The UK’s Competition and Markets Authority (CMA) has said it is willing to work with Microsoft over its planned acquisition of video game company Activision Blizzard, which could help end its legal battle with the firms over the deal.
It comes after a US judge yesterday handed Microsoft a victory by saying it would not stop its impending $69bn (£55bn) takeover.
The CMA previously blocked the acquisition, arguing it would give Microsoft an unfair advantage in the cloud computer game market.
But after the US ruling, the CMA said: “We stand ready to consider any proposals from Microsoft to restructure the transaction in a way that would address the concerns set out in our final report.
“In order to be able to prioritise work on these proposals, Microsoft and Activision have agreed with the CMA that a stay of litigation in the UK would be in the public interest and all parties have made a joint submission to the Competition Appeal Tribunal to this effect.”

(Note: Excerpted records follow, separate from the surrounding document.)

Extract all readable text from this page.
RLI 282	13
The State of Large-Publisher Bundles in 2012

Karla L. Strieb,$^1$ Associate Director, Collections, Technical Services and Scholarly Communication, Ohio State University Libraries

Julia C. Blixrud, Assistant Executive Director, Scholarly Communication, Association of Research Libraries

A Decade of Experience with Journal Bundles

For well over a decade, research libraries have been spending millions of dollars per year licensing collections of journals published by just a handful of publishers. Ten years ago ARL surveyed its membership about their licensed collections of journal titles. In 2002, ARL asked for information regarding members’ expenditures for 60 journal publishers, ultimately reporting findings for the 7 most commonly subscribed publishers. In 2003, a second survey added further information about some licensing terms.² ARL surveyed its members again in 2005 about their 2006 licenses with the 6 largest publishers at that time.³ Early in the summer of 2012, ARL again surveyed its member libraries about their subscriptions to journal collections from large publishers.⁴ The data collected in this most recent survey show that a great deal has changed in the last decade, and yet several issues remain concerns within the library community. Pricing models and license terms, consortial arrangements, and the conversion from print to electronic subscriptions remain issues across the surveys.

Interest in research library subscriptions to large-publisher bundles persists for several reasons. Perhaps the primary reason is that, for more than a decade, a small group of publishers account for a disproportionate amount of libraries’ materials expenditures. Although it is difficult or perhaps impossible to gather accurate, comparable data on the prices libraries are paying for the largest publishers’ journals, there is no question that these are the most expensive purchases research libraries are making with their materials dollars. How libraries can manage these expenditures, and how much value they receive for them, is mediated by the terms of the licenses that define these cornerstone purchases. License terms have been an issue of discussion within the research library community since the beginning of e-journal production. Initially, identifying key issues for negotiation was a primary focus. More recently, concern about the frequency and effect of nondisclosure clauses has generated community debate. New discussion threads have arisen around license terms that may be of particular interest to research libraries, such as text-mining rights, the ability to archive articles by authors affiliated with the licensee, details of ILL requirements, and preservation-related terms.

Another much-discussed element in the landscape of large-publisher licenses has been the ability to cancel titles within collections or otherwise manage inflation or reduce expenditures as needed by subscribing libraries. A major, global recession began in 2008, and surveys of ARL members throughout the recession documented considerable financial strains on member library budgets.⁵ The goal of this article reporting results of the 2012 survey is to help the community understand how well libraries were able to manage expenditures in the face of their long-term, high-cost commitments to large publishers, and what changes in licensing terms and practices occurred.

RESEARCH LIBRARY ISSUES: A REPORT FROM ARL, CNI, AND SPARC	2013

Last month, the Federal Trade Commission (FTC) asked a court to block the $68.7bn (£54.7bn) deal, which it believed could harm competition in “multiple markets”.
But the San Francisco court judge rejected the regulator’s request, saying the FTC had not shown that the deal would “substantially lessen competition” in the gaming industry.
FTC spokesperson Douglas Farrar said the agency was “disappointed in this outcome given the clear threat this merger poses to open competition in cloud gaming, subscription services, and consoles.”
He added the FTC would be continuing to battle the court in order to “preserve competition and protect consumers.”
The FTC have until 14 July to appeal the court’s decision.